Sur les périodes de comptage

Les premiers comptages ont été faits en février et mars 2019. N’est-ce pas une période sèche au sud Togo ? Quand SCANTOGO dit que désormais ils compteront en saison sèche, on trouve cela curieux d’autant que les premiers comptages effectués en saison sèche sont taxés de frauduleux, pourtant effectués par SCANTOGO même. Ces comptages sont substitués par ceux effectués en juin-juillet qui est plutôt une période de pluie. Faites-vous vous-même votre analyse.

Les différents types de plaignants par devant le juge de Tabligbo

Le premier groupe, c’est ceux qui sont sur le lot 331. Ce lot de dizaines d’hectares a vu une partie de ses biens comptés en 2013. Le reste devrait être compté en 2019. SCANTOGO a presque rasé la totalité du lot au grand dam des bonnes dames qui pleurent. Sous prétexte que l’usine avait compté la totalité des biens avant. Il faut juste produire les pièces de comptages et de dédommagement si l’usine dit vrai. Ces dames réclament leurs dédommagements.

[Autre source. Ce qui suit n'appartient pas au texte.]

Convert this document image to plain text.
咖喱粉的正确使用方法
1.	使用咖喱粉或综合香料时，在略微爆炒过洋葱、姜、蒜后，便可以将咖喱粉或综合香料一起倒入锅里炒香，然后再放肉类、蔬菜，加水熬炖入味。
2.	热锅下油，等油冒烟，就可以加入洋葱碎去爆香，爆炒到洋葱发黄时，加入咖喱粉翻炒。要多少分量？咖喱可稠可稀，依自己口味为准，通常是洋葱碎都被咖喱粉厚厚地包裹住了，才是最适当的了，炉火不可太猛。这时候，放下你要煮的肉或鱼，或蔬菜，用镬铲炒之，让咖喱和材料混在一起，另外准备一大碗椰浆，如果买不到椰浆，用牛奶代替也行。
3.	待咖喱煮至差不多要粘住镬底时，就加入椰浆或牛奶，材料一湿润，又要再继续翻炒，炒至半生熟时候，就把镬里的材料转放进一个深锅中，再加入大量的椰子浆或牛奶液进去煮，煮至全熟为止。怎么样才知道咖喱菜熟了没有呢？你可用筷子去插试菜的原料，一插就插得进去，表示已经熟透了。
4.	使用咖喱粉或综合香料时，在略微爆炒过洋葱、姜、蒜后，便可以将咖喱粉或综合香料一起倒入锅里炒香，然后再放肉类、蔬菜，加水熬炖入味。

Le deuxième groupe, c’est l’ensemble des plaignants. 1421 au total. Tout le monde réclame son PV de comptage des biens et le barème. Pour ceux qui ont perçu les 250 F etc., afin de voir sur quel critère on leur paie 250 FCFA ou 0 FCFA.

Le troisième groupe, c’est ceux qui n’ont rien eu comme dédommagement, mais leurs biens ont été comptés. SCANTOGO demande à aller recompter les biens sachant qu’après le comptage déjà fait, les gens détruisent les biens car SCANTOGO viendra raser. Les champs d’ananas, les tecks, les bananiers etc., ont été coupés dans les champs des gens après le comptage car SCANTOGO dédommage toujours après avoir compté.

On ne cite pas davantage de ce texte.